Vector Analysis: Sketching Hyperbola x^2-y^2=1 with Vector-Valued Function

[mikemichiel]

1. Sketch the plane curve represented by the vector-valued function r(t)=cosh ti +sinh tj on the interval 0</(trying to say less then or equal to)t</(also less then or equal to)5. Show that the rectangular equation corresponding to r(t) is the hyperbola x^2-y^2=1. Verify your sketch using a graphing utility to graph the hyperbola.

2. Let P=(coshφ,sinhφ) be the point on the hyperbola corresponding to r(φ) for φ>0. use the formula for the area

A= 1/2(integral)xdy-ydx
I don't know where to begin, can someone please guide me in the right direction.

 

[HallsofIvy]

These look a lot like homework problems. Why were they not posted there?

These are labeled "1" and "2". Are they 2 separate questions? "Use the formula for area" to do what?

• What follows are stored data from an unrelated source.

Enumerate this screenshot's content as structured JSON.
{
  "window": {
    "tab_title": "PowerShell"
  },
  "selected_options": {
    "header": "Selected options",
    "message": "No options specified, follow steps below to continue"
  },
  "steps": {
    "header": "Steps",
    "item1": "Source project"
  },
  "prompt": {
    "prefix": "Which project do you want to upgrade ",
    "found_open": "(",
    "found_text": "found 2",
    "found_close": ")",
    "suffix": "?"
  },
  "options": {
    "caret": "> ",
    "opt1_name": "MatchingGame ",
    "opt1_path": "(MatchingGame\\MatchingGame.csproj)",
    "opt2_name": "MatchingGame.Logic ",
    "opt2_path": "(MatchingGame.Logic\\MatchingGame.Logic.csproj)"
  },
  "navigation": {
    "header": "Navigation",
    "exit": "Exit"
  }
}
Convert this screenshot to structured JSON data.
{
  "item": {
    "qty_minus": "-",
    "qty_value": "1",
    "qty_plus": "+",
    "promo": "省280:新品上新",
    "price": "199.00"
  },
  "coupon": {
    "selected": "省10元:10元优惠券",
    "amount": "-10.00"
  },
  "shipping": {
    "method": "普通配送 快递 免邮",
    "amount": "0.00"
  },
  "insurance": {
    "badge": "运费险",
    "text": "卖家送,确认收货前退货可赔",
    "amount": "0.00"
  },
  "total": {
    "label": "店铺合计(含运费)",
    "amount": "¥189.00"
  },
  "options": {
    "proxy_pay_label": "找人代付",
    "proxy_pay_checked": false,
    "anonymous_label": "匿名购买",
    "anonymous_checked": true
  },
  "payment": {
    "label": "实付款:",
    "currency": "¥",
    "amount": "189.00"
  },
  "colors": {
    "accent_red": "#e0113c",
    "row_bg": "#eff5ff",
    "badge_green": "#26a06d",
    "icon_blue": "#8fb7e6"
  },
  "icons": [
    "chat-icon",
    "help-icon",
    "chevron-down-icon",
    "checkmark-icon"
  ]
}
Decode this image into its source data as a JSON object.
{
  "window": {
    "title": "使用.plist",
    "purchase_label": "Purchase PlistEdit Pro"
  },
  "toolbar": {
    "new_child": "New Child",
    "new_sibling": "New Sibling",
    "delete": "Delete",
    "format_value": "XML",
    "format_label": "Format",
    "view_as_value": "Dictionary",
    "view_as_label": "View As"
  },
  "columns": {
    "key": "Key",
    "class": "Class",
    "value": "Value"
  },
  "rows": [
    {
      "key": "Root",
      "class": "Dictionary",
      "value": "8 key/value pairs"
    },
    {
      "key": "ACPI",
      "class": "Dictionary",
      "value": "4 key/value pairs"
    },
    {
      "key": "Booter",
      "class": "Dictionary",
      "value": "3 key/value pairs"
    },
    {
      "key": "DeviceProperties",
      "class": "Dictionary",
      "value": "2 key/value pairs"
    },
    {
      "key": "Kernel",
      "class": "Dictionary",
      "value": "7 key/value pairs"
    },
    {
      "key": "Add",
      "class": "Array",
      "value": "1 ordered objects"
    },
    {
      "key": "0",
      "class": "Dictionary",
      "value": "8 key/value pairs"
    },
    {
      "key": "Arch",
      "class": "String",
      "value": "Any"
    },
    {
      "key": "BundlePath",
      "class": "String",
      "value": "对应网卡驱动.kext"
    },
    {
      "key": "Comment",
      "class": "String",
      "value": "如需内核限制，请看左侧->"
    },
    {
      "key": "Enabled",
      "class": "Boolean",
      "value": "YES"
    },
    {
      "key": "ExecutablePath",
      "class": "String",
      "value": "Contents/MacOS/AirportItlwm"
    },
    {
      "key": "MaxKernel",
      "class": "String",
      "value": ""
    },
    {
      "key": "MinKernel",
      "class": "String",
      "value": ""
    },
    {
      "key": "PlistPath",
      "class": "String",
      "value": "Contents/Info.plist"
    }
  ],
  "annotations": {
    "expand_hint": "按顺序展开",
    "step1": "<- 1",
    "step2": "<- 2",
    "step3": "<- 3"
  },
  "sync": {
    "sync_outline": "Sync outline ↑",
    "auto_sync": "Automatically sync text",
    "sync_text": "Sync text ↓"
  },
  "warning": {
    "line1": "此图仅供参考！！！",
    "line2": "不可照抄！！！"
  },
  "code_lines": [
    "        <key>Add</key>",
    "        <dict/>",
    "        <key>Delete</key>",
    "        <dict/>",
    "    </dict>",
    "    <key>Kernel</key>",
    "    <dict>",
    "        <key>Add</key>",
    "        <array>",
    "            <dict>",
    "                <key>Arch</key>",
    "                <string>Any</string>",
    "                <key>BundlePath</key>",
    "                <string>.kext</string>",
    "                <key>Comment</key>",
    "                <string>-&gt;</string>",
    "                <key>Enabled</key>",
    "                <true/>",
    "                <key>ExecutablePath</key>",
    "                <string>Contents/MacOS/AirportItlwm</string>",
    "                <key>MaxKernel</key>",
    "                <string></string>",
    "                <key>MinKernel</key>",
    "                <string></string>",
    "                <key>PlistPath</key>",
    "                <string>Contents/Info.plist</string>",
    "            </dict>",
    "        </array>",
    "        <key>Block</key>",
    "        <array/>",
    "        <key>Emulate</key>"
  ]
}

Presumably you know that $cos^2 x+ sin^2 x= 1$. Do you know the equivalent formula for cosh and sinh?

 

[Pinu7]

(1)Make x equal to the horizontal component of r(t) and y the vertical component.
Remember that cosh^2(t)-sinh^2(t)=1.


(2) Looks like a line integral, which path are you integrating with? If it is is r(t) from above then substitute x with the horizontal part of r(t) and y with the vertical and relate dx and dy to dt.

 

[mikemichiel]

thanks pinu